150852 01:10:48.6218095 - 1/7/2014 8:10:48 PM

                   Using the command we used earlier for LastLogon, but for LastLogonDate instead:

$(foreach ($DC in ((get-addomaincontroller -filter * | sort name).name) ){ $user = get-aduser chris -properties lastlogondate –server $dc | select name,lastlogondate ; echo "$DC - $($user.lastlogondate)" }  )
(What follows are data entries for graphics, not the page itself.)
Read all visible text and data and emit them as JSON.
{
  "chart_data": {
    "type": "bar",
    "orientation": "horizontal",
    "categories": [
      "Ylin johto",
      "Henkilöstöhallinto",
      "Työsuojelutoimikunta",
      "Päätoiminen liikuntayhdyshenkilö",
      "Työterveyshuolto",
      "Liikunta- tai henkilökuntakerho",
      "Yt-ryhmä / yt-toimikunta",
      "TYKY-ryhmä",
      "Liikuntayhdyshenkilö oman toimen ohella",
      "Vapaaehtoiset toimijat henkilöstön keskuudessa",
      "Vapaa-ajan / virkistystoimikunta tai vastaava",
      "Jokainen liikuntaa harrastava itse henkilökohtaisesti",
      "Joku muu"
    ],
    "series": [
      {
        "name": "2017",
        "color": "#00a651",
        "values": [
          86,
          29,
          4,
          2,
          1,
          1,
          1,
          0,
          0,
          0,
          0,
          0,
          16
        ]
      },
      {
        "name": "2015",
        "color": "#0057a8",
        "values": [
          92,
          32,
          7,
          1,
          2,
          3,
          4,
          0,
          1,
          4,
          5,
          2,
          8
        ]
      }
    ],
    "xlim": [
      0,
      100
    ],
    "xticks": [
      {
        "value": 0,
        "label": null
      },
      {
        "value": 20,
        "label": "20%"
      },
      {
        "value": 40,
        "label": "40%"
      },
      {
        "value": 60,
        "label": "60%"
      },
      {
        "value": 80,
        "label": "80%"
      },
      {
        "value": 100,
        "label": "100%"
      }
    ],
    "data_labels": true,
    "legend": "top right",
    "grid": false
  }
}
                  Now that we know more about the lastlogontimestamp and lastlogondate, we can rapidly provide a more accurate list of who is stale.  And because we know that those attributes do not always update, we should probably refrain from filtering any timeline shorter than 14 days, unless you have manually set the time interval to a shorter time.

 Other Alternatives:

                  The great thing about PowerShell is that there is an ever growing list of cmdlets that simplify the major tasks that most administrators run.  If you are not adding any complex filters or if you just prefer a different way of accomplishing this task, consider the following cmdlet: Search-ADAccount

 You can quickly find a list of user accounts that not logged in within 90 days by using the following command:

Search-ADAccount -AccountInactive -DateTime ((get-date).adddays(-90)) -UsersOnly


Hope that you have found this article to be useful and somewhat educational.  We appreciate everyone’s feedback.

We would like thank Warren Williams for his blog.  It was extremely helpful in helping me understand how the timestamps work.